The other day I was on Twitter and someone I follow posted how his political side was better than the other political side because the other side is always outraged. He posted a video of a rant someone made stating this.
Now, the fact that he posted a video of outrage about outrage was lost on him. So was the fact that the news cycle on his side had been blowing up with outrage over the untrue cancellation of Paw Patrol and bitter disappointment with Elmo.
Despite the lop-sided view, I get his frustration. Sadly, his frustration stems from his lop-sided view. It stems from a problem I don’t understand, because it’s easy to resolve.
Angry, Bitter, and Afraid
The news is full of people who are angry, bitter, and afraid. Recently the president of a police union had a news conference to decry the backlash the police have been having. Another police officer went on social media to express her fear over her food being tampered with at McDonalds.
A woman decided to police her own neighborhood by confronting someone who was drawing a chalk message of Black Lives Matter in front of a house only to be harangued on social media when the person she confronted was the owner of the house.

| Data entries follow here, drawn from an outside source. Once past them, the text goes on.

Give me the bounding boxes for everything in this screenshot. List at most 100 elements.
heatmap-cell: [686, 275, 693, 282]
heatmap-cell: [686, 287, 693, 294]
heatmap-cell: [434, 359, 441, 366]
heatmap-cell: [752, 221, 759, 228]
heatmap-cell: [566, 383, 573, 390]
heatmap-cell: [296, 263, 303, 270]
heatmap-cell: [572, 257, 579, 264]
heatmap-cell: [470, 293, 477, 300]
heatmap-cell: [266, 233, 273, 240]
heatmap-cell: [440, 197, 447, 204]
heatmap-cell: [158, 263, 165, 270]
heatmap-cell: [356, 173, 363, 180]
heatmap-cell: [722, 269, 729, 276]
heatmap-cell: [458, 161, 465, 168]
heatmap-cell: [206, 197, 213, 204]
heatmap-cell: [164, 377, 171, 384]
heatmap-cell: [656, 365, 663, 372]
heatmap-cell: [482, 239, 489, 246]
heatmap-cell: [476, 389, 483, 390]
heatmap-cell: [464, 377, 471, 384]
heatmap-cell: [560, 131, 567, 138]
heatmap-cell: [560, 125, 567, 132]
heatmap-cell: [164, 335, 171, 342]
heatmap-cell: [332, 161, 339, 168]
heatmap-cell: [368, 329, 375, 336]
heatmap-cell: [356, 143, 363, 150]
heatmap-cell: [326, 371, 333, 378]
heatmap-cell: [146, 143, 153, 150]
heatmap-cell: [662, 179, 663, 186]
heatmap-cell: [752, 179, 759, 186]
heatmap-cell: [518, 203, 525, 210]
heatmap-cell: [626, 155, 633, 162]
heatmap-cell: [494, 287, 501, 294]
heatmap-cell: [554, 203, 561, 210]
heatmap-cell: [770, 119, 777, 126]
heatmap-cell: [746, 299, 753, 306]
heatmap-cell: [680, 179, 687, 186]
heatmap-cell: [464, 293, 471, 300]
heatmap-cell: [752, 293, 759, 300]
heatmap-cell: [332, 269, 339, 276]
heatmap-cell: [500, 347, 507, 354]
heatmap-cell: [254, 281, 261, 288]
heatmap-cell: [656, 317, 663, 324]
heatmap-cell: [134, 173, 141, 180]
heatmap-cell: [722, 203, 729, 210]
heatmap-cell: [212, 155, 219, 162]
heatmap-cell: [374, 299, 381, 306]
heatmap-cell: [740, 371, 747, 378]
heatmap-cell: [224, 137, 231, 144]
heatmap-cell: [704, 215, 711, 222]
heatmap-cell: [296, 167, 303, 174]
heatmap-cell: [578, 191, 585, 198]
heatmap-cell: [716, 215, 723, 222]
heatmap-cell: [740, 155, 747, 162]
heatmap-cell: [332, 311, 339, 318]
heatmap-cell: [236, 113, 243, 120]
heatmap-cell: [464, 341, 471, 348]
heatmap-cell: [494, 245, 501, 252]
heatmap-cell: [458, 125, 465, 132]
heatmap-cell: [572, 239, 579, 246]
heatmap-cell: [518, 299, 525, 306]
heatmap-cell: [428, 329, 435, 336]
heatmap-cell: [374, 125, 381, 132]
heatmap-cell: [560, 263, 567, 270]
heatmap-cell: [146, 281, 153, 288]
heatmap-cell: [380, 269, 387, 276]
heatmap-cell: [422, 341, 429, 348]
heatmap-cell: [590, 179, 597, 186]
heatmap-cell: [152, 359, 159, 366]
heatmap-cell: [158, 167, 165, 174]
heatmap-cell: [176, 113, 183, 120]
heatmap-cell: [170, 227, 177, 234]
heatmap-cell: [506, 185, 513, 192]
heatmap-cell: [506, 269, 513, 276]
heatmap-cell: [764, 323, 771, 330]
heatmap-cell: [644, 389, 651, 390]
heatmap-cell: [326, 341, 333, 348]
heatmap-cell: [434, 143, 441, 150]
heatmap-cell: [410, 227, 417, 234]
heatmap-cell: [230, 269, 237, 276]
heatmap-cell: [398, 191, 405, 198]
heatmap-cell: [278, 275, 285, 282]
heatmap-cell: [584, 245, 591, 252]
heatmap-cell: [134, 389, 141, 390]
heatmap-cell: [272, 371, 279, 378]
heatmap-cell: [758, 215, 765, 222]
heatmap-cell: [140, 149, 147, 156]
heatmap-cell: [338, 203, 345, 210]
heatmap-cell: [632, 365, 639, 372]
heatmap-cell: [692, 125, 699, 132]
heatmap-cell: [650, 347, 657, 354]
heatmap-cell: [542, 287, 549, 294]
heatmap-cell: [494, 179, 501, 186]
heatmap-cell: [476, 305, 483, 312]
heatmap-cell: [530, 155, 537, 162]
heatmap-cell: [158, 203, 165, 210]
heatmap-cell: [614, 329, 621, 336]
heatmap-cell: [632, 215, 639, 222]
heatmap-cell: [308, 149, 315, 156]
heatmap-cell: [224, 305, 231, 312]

I get it. People are angry at how they are being treated and afraid of what their lives will look like. However there is a piece to the puzzle I don’t understand, and it’s the piece that would help to fix it all.
In the video with the police union president, he overwhelmingly used the words “I”, “we”, and “us”. He talked about what they were going through and demanded respect. Not once did he question the fact that if they felt disrespected, what must the people who are raising their voices feel when they don’t have the backing of the government, the law, or legal force.
With the video of the officer ordering at McDonalds, she expressed real fear. Her concern was that the food was taking so long because she wondered if it was being tampered with. I saw a lot of piling on throughout social media, without empathy for what she must be feeling. It’s scary where she’s at. What I didn’t see in the video is her asking the question “if I’m worried for my health right now, what must the people who are speaking out feel every day?”
The woman who approached the man chalking out a message of “Black Lives Matter” on the wall in front of his house was concerned, but was she concerned for herself and her neighborhood or for her neighbor?
A Different Approach
The one thing I don’t understand here is the lack of empathy. It’s the thing that would bring a lot of healing we all need.
What if those police officers took a moment to think about what it might be like to be in someone else’s shoes. After all, the police have all the power, qualified immunity, weapons, and more. If they are afraid, what do the people who have none of those things feel like? Maybe it’s time to listen instead of talk.
And the police officer who feared for her health because of a late order – what if she took that feeling and extrapolated what Black people must feel for even walking down the street… or playing basketball?
Or being approached by a police officer.
And what if the woman who was policing her neighborhood instead just took the time to get to know her neighbor?
What if we spent less time enforcing what we want, and more time finding out what others want? It’s an easy way to solve our problems and get a little perspective. I don’t understand why we don’t do it more.